Halfway house: the opportunities and limits of devo-housing in England

Paul Hunter is the Head of Research at The Smith Institute and is the author of the report

Available in: PDF

Published: 20 April 2017

The report can be read here.

The upcoming mayoral elections in six city regions will usher in a new era for devolution in England. Across the country many voters will have their first chance to elect a mayor, who will subsequently have a mandate to set priorities and shape local policies. Alongside new powers over local growth, transport and public services, the new mayoral combined authorities will also have powers and funding over housing and planning.

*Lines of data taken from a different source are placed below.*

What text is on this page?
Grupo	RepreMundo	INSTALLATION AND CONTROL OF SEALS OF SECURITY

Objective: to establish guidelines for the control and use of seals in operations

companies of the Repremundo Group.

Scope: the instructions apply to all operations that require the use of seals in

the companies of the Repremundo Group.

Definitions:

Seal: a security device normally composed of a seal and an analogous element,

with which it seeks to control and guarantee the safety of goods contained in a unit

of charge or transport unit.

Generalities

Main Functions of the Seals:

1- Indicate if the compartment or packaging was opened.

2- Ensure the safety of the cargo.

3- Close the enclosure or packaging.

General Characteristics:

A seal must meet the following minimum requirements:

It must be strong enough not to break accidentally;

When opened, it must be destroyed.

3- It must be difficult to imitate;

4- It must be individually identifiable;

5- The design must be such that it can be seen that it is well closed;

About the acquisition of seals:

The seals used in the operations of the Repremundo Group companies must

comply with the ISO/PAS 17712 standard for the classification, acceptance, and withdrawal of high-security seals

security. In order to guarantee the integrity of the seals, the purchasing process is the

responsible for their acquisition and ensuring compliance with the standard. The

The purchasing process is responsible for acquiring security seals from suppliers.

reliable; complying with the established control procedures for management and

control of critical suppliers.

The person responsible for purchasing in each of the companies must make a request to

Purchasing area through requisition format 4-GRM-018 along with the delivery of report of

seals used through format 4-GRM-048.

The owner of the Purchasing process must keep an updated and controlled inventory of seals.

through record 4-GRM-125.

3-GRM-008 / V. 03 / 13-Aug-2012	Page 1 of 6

If the mayoral races in London are replicated elsewhere then housing is likely to be a top priority for voters and a central policy area for the new metro mayors. The combined authorities are largely city-region based, and although housing costs are not as high as in the capital, they face growing pressures on availability and affordability, long waiting lists for social housing, declining homeownership rates, rising homelessness and growing and ageing populations. The challenges are made more difficult still when set against the backdrop of cuts to local authority budgets, reduced funding for housing (notably capital and revenue spending on social housing), and welfare reforms. But what will change in the new mayoral combined authorities in respect of housing and place-making? What can be achieved under the existing settlements (including powers to coordinate) and what new policies, flexibilities and funding will be required to meet the ambitious plans combined authorities (and their Local Enterprise Partnerships) have already outlined? And what does this mean for areas which fall outside the new mayoral combined authorities, will they receive relatively fewer resources and have less autonomy over local housing issues?

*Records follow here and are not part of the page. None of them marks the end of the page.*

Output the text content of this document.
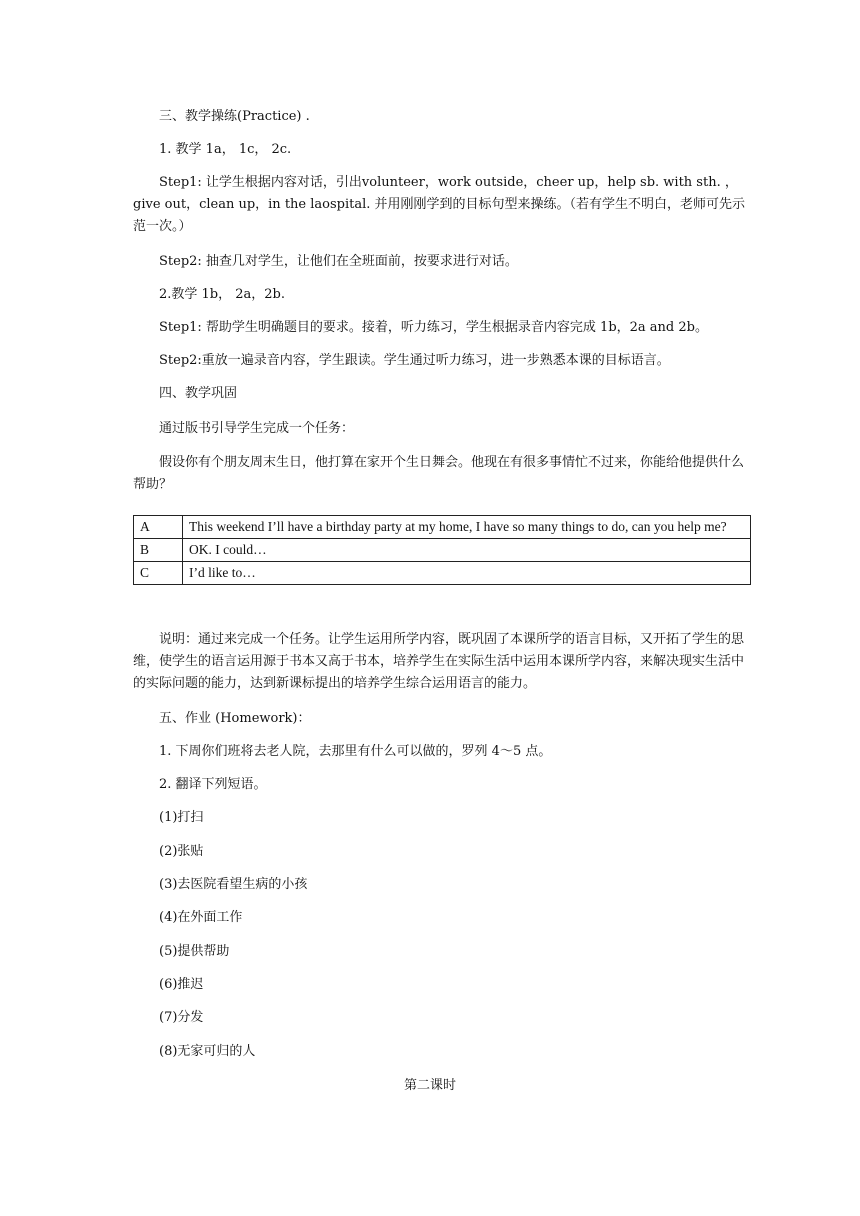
三、教学操练(Practice) .

1. 教学 1a， 1c， 2c.

Step1: 让学生根据内容对话，引出volunteer，work outside，cheer up，help sb. with sth. ，give out，clean up，in the laospital. 并用刚刚学到的目标句型来操练。（若有学生不明白，老师可先示范一次。）

Step2: 抽查几对学生，让他们在全班面前，按要求进行对话。

2.教学 1b， 2a，2b.

Step1: 帮助学生明确题目的要求。接着，听力练习，学生根据录音内容完成 1b，2a and 2b。

Step2:重放一遍录音内容，学生跟读。学生通过听力练习，进一步熟悉本课的目标语言。

四、教学巩固

通过版书引导学生完成一个任务：

假设你有个朋友周末生日，他打算在家开个生日舞会。他现在有很多事情忙不过来，你能给他提供什么帮助？

A	This weekend I’ll have a birthday party at my home, I have so many things to do, can you help me?
B	OK. I could…
C	I’d like to…

说明：通过来完成一个任务。让学生运用所学内容，既巩固了本课所学的语言目标，又开拓了学生的思维，使学生的语言运用源于书本又高于书本，培养学生在实际生活中运用本课所学内容，来解决现实生活中的实际问题的能力，达到新课标提出的培养学生综合运用语言的能力。

五、作业 (Homework)：

1. 下周你们班将去老人院，去那里有什么可以做的，罗列 4～5 点。

2. 翻译下列短语。

(1)打扫

(2)张贴

(3)去医院看望生病的小孩

(4)在外面工作

(5)提供帮助

(6)推迟

(7)分发

(8)无家可归的人

第二课时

In this talking points publication we begin by setting the scene of where housing sits within the new devolution settlements and relationships between local and national government. We then explore the housing challenges metro mayors will face and what could be achieved under the existing settlements, as well as what devolution might mean for those areas not included. The report concludes by highlighting areas where further devolution may be needed and asks some key questions about the challenges the metro mayors will face in realising their housing and growth ambitions.

Gill Morris, Chief Executive of DevoConnect, said:

“While the report highlights some clear limitations in the current round of devo deals for housing, the thrust of it is clear: joined up housing policy at a local level is the only way to combat serious housing issues in England’s big cities. London’s recent £3.15bn housing agreement focused on affordable housing shows that mayoral administrations can have a significant impact”.  

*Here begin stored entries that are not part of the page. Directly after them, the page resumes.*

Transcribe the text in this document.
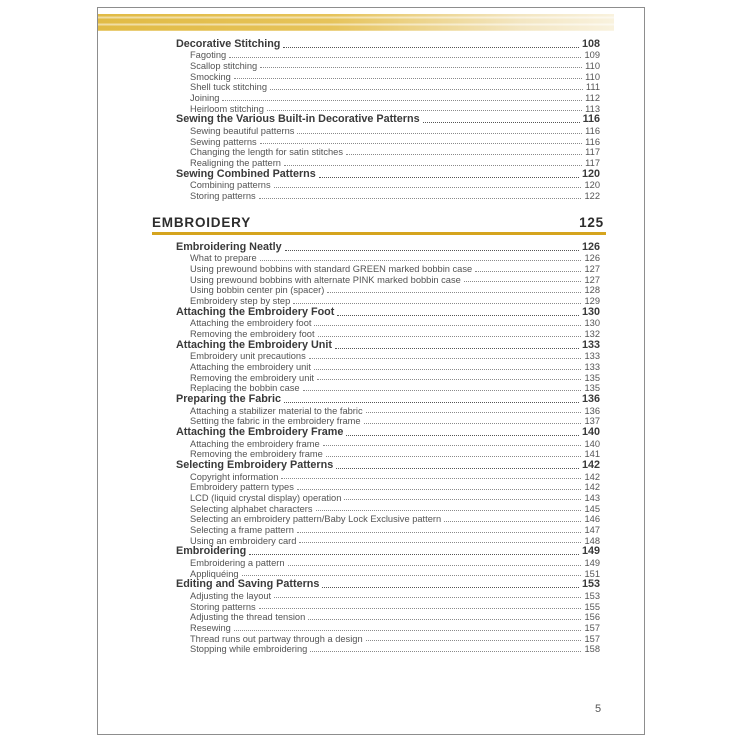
Decorative Stitching	108
Fagoting	109
Scallop stitching	110
Smocking	110
Shell tuck stitching	111
Joining	112
Heirloom stitching	113
Sewing the Various Built-in Decorative Patterns	116
Sewing beautiful patterns	116
Sewing patterns	116
Changing the length for satin stitches	117
Realigning the pattern	117
Sewing Combined Patterns	120
Combining patterns	120
Storing patterns	122
EMBROIDERY	125
Embroidering Neatly	126
What to prepare	126
Using prewound bobbins with standard GREEN marked bobbin case	127
Using prewound bobbins with alternate PINK marked bobbin case	127
Using bobbin center pin (spacer)	128
Embroidery step by step	129
Attaching the Embroidery Foot	130
Attaching the embroidery foot	130
Removing the embroidery foot	132
Attaching the Embroidery Unit	133
Embroidery unit precautions	133
Attaching the embroidery unit	133
Removing the embroidery unit	135
Replacing the bobbin case	135
Preparing the Fabric	136
Attaching a stabilizer material to the fabric	136
Setting the fabric in the embroidery frame	137
Attaching the Embroidery Frame	140
Attaching the embroidery frame	140
Removing the embroidery frame	141
Selecting Embroidery Patterns	142
Copyright information	142
Embroidery pattern types	142
LCD (liquid crystal display) operation	143
Selecting alphabet characters	145
Selecting an embroidery pattern/Baby Lock Exclusive pattern	146
Selecting a frame pattern	147
Using an embroidery card	148
Embroidering	149
Embroidering a pattern	149
Appliquéing	151
Editing and Saving Patterns	153
Adjusting the layout	153
Storing patterns	155
Adjusting the thread tension	156
Resewing	157
Thread runs out partway through a design	157
Stopping while embroidering	158
5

Richard Hill, Deputy Chief Executive of Sovereign, a 56,000-home housing association in the south and south west of England and a supporter of the research, said:

“Devolution presents a tremendous opportunity for regions to take greater control of the growth and success of their local area. This includes getting the right mix of housing to best meet their needs – and housing associations are ready to work with the new metro mayors, investing and innovating to ensure affordable homes are part of that mix. However, this report asks could devolution go further, making sure some areas are not left out and the new metro mayors have the powers and resources they need to achieve their ambitions.”

Siôn Simon MEP, Labour Candidate for the West Midlands Metro Mayor, said:

“Everyone should have the right to their own front door. Under the Tories, home ownership is falling, rents are rising and homelessness gets worse every week. By taking back control of the West Midlands, with a Mayor who is from here and will always put us first, we’ll meet these challenges – with a regional spatial plan, more council housing, and beefed-up brownfield reclamation.”

This report was supported by Shelter, the Joseph Rowntree Foundation and Sovereign Housing Association. DevoConnect led on the engagement.